HR703 — Main Street Tax Certainty Act
This bill would permanently preserve the qualified business income (QBI) deduction by removing the sunset provision in Internal Revenue Code section 199A. The change would apply to taxable years beginning after December 31, 2025, so the deduction would be available for 2026 and later tax years. It achieves this by striking subsection (i) of section 199A and setting that effective date. Taxpayers with qualified business income would continue to claim the QBI deduction under the existing Section 199A rules for those years.
HR1262 — Mikaela Naylon Give Kids a Chance Act
Speeds and strengthens pediatric cancer drug development.
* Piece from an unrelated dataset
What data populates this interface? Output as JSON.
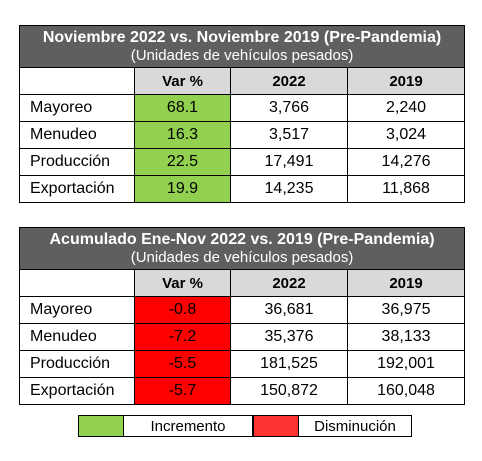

It expands which cancer products companies must study in children, reshapes organ transplant network governance and fees, and adds new FDA international and transparency steps. - Children with cancer and researchers: Requires pediatric studies that produce clinically meaningful data on dosing, safety, and early effectiveness and widens the kinds of drug combinations studied. It also sets aside $25 million for pediatric drug studies in each of fiscal years 2026, 2027, and 2028. - Transplant patients and transplant network members: Changes Organ Procurement and Transplantation Network governance and financing by allowing quarterly registration fees, requiring those fees fund OPTN operations, improving electronic health record integration, and calling for a GAO review within two years. - FDA partners and drug makers: Creates an Abraham Accords Office to boost regulatory coordination and technical assistance abroad, and forces more transparency during generic (ANDA) reviews about whether generics are qualitatively and quantitatively the same as listed drugs. It also raises the Medicare Improvement Fund amount from $1.4 billion to $2.6 billion. Increases federal outlays by roughly $1.3 billion, driven by a $1.2 billion boost to the Medicare Improvement Fund and $75 million for pediatric studies, adding to federal spending.